Our anger should be directed at the systems of ignorance that perpetuate this kind of behaviour.

It’s why people don’t realize that when the European powers first came to this continent they didn’t just seize the natural resources, lands, and waters. They also raided the cultures of the people they colonized, picking and choosing what suited them best, from tools of survival such as the kamatik and dog team to beautiful dances and regalia. These items were stripped of their meaning and became products for consumption by the dominant society. Ignorance shielded the general populace from knowing and understanding this.

Teachers in their headdresses handing out feathers to young impressionable minds are not at fault. They are unknowing. Though intention and outcome are two very different things, our anger should be directed at the systems of ignorance that perpetuate this kind of behaviour.

These teachers in Montreal probably had teachers who did something similar when they were children. Now more children are being indoctrinated into ignorance, and as they grow into adulthood this lack of understanding about the appropriation of other people’s iconography will become cemented in their psyches.

Ignorance is passed down through the generations until something disrupts it. Anger and frustration will not disrupt it.

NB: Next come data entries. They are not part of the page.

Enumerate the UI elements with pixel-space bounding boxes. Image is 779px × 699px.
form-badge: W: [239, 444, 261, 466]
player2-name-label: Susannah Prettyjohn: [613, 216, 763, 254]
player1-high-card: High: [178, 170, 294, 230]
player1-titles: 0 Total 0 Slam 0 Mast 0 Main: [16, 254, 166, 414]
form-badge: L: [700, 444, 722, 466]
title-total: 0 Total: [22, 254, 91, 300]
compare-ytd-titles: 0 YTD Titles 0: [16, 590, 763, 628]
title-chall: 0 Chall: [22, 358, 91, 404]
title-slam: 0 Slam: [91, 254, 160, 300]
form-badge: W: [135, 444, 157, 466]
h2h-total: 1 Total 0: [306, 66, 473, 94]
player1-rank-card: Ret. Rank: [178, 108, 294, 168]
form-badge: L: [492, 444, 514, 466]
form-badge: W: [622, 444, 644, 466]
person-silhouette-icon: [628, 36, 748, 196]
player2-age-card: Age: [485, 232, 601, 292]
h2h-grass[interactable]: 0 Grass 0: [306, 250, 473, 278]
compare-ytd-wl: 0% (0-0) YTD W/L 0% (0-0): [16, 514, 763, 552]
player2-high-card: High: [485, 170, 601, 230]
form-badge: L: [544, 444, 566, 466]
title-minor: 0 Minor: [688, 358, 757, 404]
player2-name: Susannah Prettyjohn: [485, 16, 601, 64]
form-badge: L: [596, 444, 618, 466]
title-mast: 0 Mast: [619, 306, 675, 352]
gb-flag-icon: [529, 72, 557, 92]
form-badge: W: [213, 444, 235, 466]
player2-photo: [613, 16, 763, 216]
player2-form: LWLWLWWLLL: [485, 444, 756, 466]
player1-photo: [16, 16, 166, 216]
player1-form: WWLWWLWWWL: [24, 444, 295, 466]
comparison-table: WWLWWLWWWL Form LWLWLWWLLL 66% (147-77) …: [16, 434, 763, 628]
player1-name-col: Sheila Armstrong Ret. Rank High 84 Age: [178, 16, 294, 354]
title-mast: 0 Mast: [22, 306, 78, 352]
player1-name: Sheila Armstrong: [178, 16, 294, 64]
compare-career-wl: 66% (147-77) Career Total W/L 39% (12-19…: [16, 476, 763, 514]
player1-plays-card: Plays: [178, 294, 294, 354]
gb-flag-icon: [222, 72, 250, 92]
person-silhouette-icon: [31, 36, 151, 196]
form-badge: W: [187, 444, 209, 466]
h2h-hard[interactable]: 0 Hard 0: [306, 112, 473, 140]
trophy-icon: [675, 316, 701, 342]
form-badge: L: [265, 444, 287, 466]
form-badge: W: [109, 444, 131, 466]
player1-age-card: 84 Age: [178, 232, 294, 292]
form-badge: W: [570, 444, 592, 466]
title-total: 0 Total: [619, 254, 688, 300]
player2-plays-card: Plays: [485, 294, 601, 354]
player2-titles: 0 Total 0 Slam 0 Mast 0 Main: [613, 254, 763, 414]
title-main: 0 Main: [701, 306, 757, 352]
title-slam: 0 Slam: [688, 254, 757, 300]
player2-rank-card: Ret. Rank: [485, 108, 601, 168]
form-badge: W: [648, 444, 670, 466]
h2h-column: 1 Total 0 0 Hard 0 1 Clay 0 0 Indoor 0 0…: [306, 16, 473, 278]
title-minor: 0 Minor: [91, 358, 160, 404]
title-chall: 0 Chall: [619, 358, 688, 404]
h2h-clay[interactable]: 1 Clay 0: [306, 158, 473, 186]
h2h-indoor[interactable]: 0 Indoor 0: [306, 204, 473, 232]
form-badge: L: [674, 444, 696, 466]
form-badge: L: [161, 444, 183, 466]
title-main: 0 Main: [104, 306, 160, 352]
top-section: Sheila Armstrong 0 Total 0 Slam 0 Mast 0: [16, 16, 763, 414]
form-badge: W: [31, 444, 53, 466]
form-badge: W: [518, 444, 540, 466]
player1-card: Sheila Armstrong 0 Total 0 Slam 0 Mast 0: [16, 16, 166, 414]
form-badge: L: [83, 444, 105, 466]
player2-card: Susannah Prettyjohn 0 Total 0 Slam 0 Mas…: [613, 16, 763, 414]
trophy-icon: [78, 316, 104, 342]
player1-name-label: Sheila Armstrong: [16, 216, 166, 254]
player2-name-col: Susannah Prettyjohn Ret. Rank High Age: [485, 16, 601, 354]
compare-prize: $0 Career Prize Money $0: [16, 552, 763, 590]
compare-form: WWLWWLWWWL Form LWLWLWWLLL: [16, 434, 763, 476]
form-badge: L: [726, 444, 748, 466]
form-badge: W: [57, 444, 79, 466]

Instead we should reach out to people from a place of teaching and sharing. It does not mean they will listen, but it’s a good place to start. We would do so for the children at this school, and we should also do so for the adults. Unless real people who know better step up to help fill in these gaps of understanding, the problem will never go away. So for the sake of both Indigenous and settler societies, let’s learn together, let’s know better.